Zum Beispiel die Verankerung des Glaubens an Gott in der Verfassung, der Schutz der Ehe als Verbindung von Mann und Frau und ein bestimmtes Geschichtsbild. Im Entwurf erwähnt sind die "tausendjährige Geschichte" der Russischen Föderation, der Schutz der "Vaterlandsverteidiger" sowie der "Schutz der historischen Wahrheit" als Aufgabe Russlands. Allerdings sind diese Punkte sehr allgemein formuliert - wie sie konkret ausgestaltet werden, wird sich noch zeigen. Es hilft aber natürlich den konservativen Gruppen, die zum Beispiel gegen "homosexuelle Propaganda" vorgehen wollen, wenn sie sich auf die Verfassung berufen könnte.

Warum gibt es keine breite Mobilisierung der Opposition?
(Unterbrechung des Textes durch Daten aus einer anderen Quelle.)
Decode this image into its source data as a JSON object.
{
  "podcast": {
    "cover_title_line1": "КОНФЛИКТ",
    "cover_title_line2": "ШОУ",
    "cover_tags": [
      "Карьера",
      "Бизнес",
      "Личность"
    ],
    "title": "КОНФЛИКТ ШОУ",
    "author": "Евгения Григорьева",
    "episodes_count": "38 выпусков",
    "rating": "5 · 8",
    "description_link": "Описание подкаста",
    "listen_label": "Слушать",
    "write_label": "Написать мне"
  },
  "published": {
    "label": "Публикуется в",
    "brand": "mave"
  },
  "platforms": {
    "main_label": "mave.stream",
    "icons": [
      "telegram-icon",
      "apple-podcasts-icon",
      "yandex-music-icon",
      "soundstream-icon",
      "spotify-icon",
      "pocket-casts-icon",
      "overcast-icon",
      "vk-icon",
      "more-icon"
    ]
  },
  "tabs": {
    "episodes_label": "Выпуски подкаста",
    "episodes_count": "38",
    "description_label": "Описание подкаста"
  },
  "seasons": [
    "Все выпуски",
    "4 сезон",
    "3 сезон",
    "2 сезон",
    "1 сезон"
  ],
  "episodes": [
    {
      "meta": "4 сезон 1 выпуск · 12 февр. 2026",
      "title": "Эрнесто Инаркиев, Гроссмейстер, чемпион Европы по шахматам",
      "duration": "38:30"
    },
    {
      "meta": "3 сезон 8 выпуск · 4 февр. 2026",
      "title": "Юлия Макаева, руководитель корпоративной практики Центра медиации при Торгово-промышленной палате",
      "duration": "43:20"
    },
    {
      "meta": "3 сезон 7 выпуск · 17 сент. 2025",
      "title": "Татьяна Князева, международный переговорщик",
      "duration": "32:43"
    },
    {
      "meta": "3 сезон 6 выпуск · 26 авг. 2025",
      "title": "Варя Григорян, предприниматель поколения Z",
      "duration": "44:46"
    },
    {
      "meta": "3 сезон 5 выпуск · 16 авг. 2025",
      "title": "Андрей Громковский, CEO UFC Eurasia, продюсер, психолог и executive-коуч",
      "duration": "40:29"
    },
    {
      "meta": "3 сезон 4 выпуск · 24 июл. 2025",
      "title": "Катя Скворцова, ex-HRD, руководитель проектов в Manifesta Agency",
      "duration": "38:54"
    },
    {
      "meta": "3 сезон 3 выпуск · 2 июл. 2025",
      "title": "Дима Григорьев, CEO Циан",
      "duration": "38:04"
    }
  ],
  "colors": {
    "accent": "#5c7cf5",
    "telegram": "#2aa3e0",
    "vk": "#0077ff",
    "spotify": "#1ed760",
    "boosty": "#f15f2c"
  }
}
Natürlich gibt es Kritik, vor allem daran, dass alles so schnell und ohne nennenswerte Einbindung verschiedener gesellschaftlicher Gruppen geschehen ist. Dass es keine größere Mobilisierung gegen die Änderungen gibt, liegt vielleicht unter anderem daran, dass der bekannteste Oppositionelle Alexei Nawalny sich gegen Proteste zum Schutz der Verfassung ausgesprochen hat. Er ist der Meinung, dass sie ohnehin schon schlecht ist und es auf die Änderungen nicht mehr ankommt. Für Proteste könnte jedoch die Festschreibung von Russisch als Staatssprache mit den Russen als "staatstragende Nationalität" sorgen. Darauf reagieren einige Regionen, die stark von den ethnischen Minderheiten des Vielvölkerstaats geprägt sind, empfindlich. Zum Beispiel Tatarstan, wo Tatarisch neben Russisch offizielle Sprache ist. In den Regionen hat sich in den vergangenen Jahren ein eigener lokaler Patriotismus entwickelt - und die Tatsache, dass über die meisten wichtigen Fragen in Moskau entschieden wird, missfällt immer mehr Menschen. Proteste könnte es auch geben, wenn es bei der Volksabstimmung am 22. April Manipulationen gibt. Die Regeln für die Abstimmung wurden so geändert, dass Wahlbeobachtung erschwert wird.